Article Preview
TopIntroduction
With the exponential increase in the trend of taking decisions based on the reviews and feedbacks collected on the World Wide Web, there has been consistent accumulation of large unstructured user generated contents over the internet. The products which are bought to the leaders they choose and policies they make, everything is carried forward by the opinions that are shared and communicated on the social platforms. These feedbacks may vary to a large extent as whether or not to buy a certain product and it influences the policy making process and many more. But, to look at the reviews in a concise and appropriate manner is a cumbersome task which needs to be achieved with mining. Recent studies (Pang, Lee, & Vaithyanathan, 2002; Hu & Liu, 2004; Hu & Liu, 2004) have been focused consistently and actively carried on to mine opinions. The primary objective of opinion mining is to categorically present these opinions to users illustrating the preference, featuring at the document level and then more precisely at the sentence level. Proper web crawler system needs to be developed and implemented for various social networking sites, mobile sites, E commerce sites and review sites.
Previously, many methods have been developed to analyze the reviews (Liu, 2011). Different researchers have developed various methodologies but still the familiar concept to retrieve the reviews is under consideration. The common aspect which has discussed here is about the crawler. Traversing the web documents and gathering information though text is done via crawler (Arasu, Cho, Garcia-Molina, Paepcke, & Raghavan, 2001; Brin & Page, 1998; Burner, 1997). Some parts of the web pages are constantly updated like reviews posted by the autonomous users. These dynamically generated web pages like database driven web page (Sharma & Dixit, 2008) make the crawler to revisit that web page so as to frequently collect the new and the updated opinions. Here the effort has been to calculate the frequency of revisiting the web page in context of collecting opinions.
Web crawlers are programs or bots that traverse web pages and create an index of the pages (Arasu, Cho, Garcia-Molina, Paepcke, & Raghavan, 2001).
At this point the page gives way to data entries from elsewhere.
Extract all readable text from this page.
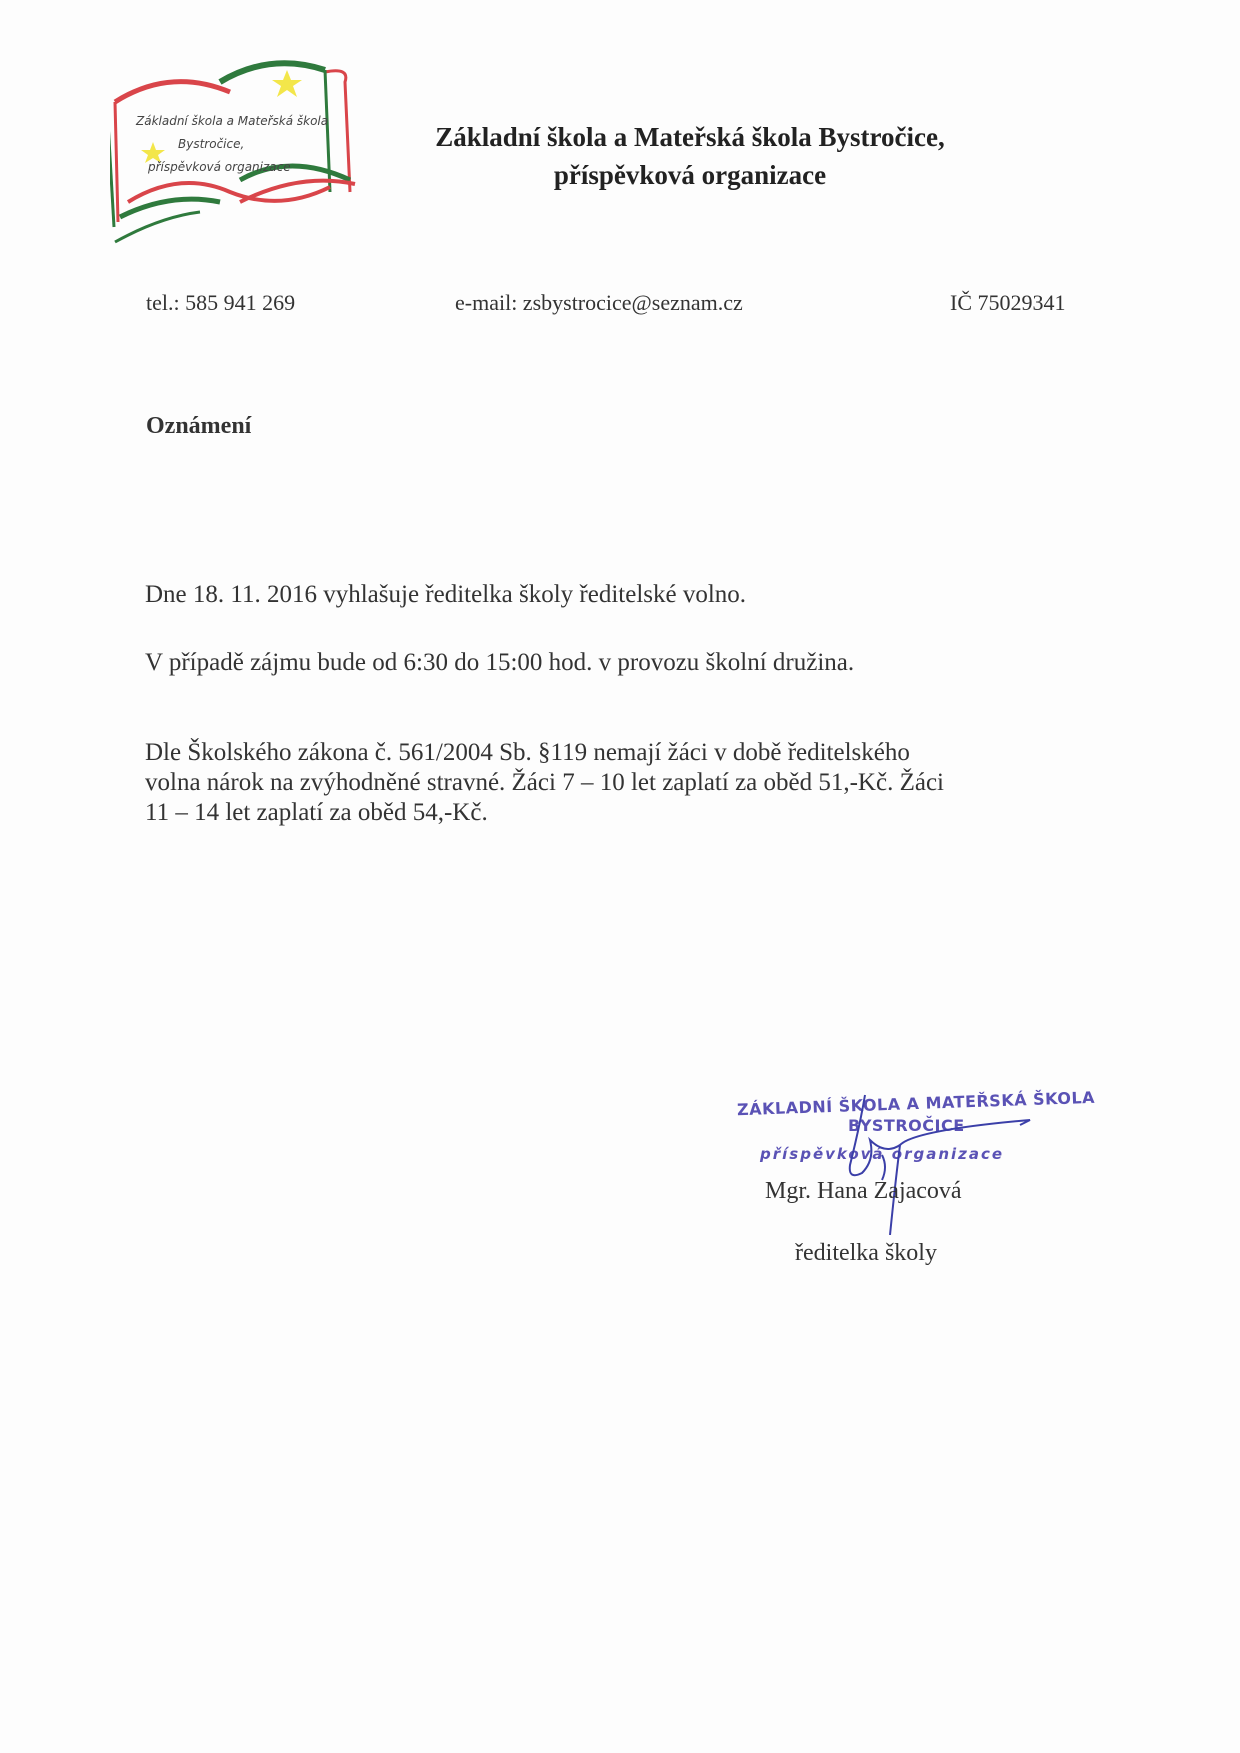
Základní škola a Mateřská škola
Bystročice,
příspěvková organizace
Základní škola a Mateřská škola Bystročice,
příspěvková organizace
tel.: 585 941 269	e-mail: zsbystrocice@seznam.cz	IČ 75029341
Oznámení
Dne 18. 11. 2016 vyhlašuje ředitelka školy ředitelské volno.
V případě zájmu bude od 6:30 do 15:00 hod. v provozu školní družina.
Dle Školského zákona č. 561/2004 Sb. §119 nemají žáci v době ředitelského
volna nárok na zvýhodněné stravné. Žáci 7 – 10 let zaplatí za oběd 51,-Kč. Žáci
11 – 14 let zaplatí za oběd 54,-Kč.
ZÁKLADNÍ ŠKOLA A MATEŘSKÁ ŠKOLA
BYSTROČICE
příspěvková organizace
Mgr. Hana Zajacová
ředitelka školy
The primary objective of web crawler is to serve for the later processing of search engine by storing a copy of the visited URL in a file or a repository which will further index the downloaded HTML pages for fast searching.
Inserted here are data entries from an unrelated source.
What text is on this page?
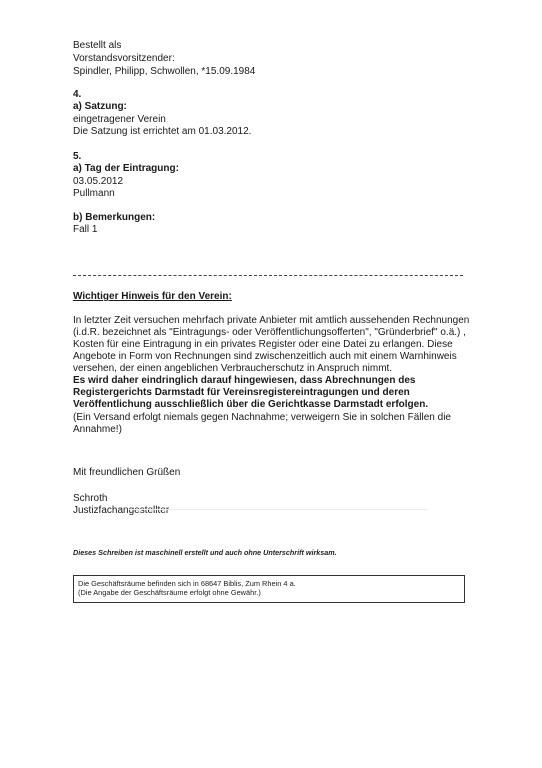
Bestellt als
Vorstandsvorsitzender:
Spindler, Philipp, Schwollen, *15.09.1984
4.
a) Satzung:
eingetragener Verein
Die Satzung ist errichtet am 01.03.2012.
5.
a) Tag der Eintragung:
03.05.2012
Pullmann
b) Bemerkungen:
Fall 1
Wichtiger Hinweis für den Verein:
In letzter Zeit versuchen mehrfach private Anbieter mit amtlich aussehenden Rechnungen
(i.d.R. bezeichnet als "Eintragungs- oder Veröffentlichungsofferten", "Gründerbrief" o.ä.) ,
Kosten für eine Eintragung in ein privates Register oder eine Datei zu erlangen. Diese
Angebote in Form von Rechnungen sind zwischenzeitlich auch mit einem Warnhinweis
versehen, der einen angeblichen Verbraucherschutz in Anspruch nimmt.
Es wird daher eindringlich darauf hingewiesen, dass Abrechnungen des
Registergerichts Darmstadt für Vereinsregistereintragungen und deren
Veröffentlichung ausschließlich über die Gerichtkasse Darmstadt erfolgen.
(Ein Versand erfolgt niemals gegen Nachnahme; verweigern Sie in solchen Fällen die
Annahme!)
Mit freundlichen Grüßen
Schroth
Justizfachangestellter
Dieses Schreiben ist maschinell erstellt und auch ohne Unterschrift wirksam.
Die Geschäftsräume befinden sich in 68647 Biblis, Zum Rhein 4 a.
(Die Angabe der Geschäftsräume erfolgt ohne Gewähr.)
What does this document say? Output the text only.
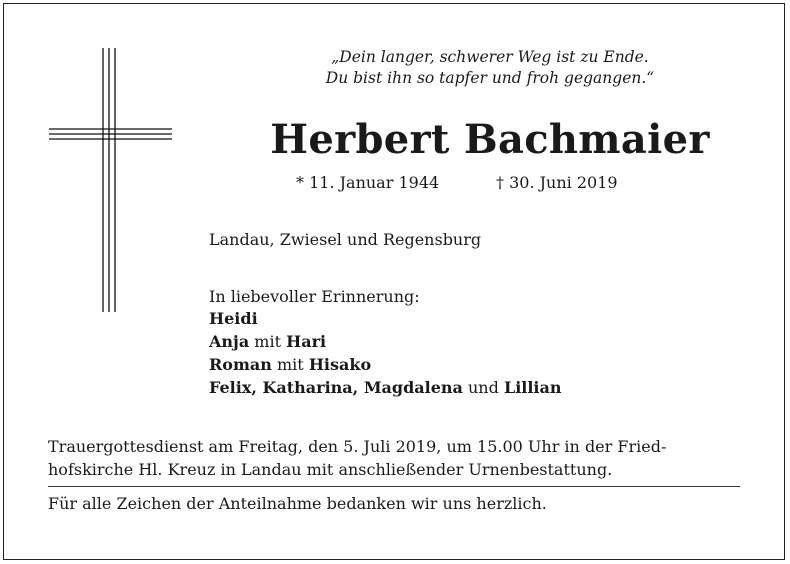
„Dein langer, schwerer Weg ist zu Ende.
Du bist ihn so tapfer und froh gegangen.“
Herbert Bachmaier
* 11. Januar 1944	† 30. Juni 2019
Landau, Zwiesel und Regensburg
In liebevoller Erinnerung:
Heidi
Anja mit Hari
Roman mit Hisako
Felix, Katharina, Magdalena und Lillian
Trauergottesdienst am Freitag, den 5. Juli 2019, um 15.00 Uhr in der Fried-
hofskirche Hl. Kreuz in Landau mit anschließender Urnenbestattung.
Für alle Zeichen der Anteilnahme bedanken wir uns herzlich.
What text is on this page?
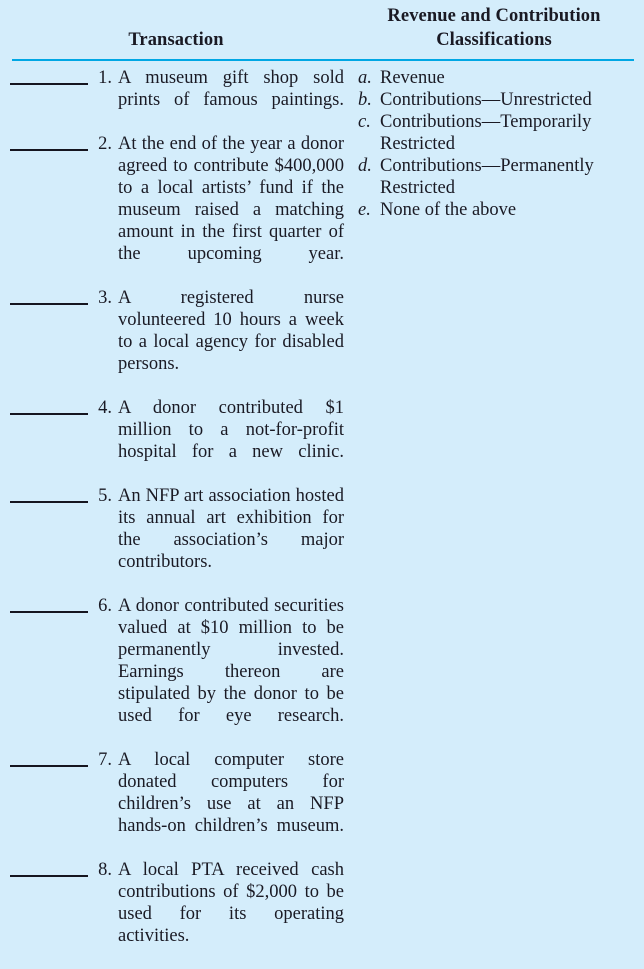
Transaction
Revenue and Contribution
Classifications
1. A museum gift shop sold prints of famous paintings.
2. At the end of the year a donor agreed to contribute $400,000 to a local artists’ fund if the museum raised a matching amount in the first quarter of the upcoming year.
3. A registered nurse volunteered 10 hours a week to a local agency for disabled persons.
4. A donor contributed $1 million to a not-for-profit hospital for a new clinic.
5. An NFP art association hosted its annual art exhibition for the association’s major contributors.
6. A donor contributed securities valued at $10 million to be permanently invested. Earnings thereon are stipulated by the donor to be used for eye research.
7. A local computer store donated computers for children’s use at an NFP hands-on children’s museum.
8. A local PTA received cash contributions of $2,000 to be used for its operating activities.
a. Revenue
b. Contributions—Unrestricted
c. Contributions—Temporarily
Restricted
d. Contributions—Permanently
Restricted
e. None of the above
The general architecture of the Web crawler is given in Figure 1.
Figure 1. General architecture of the web crawler
The Web crawler contains several components explained below:
- •
URL Database: It stores the collection of URL’s;
- •
URL queue: The seed URLs are given in the URL queue which follows the FIFO approach;
- •
Data Fetcher: It works to collect URL from the queue one by one and fed the data from the World Wide Web;
- •
Web Pages: It is a repository of the stored web pages;
- •
DNS Repository: The HTTP socket to threads is created after resolving DNS by applying threads;
- •
Extraction: The URL is then extracted after checking if the page content is in available and in the HTTP format, also the robots.txt file is checked if it is allowed or not. After normalization, the hyperlinks are extracted from the WinInet (windows Internet) library if any;
- •
Links: The links are added in the depth first search manner to the URL queue and the process is repeated until no URL is left in the queue.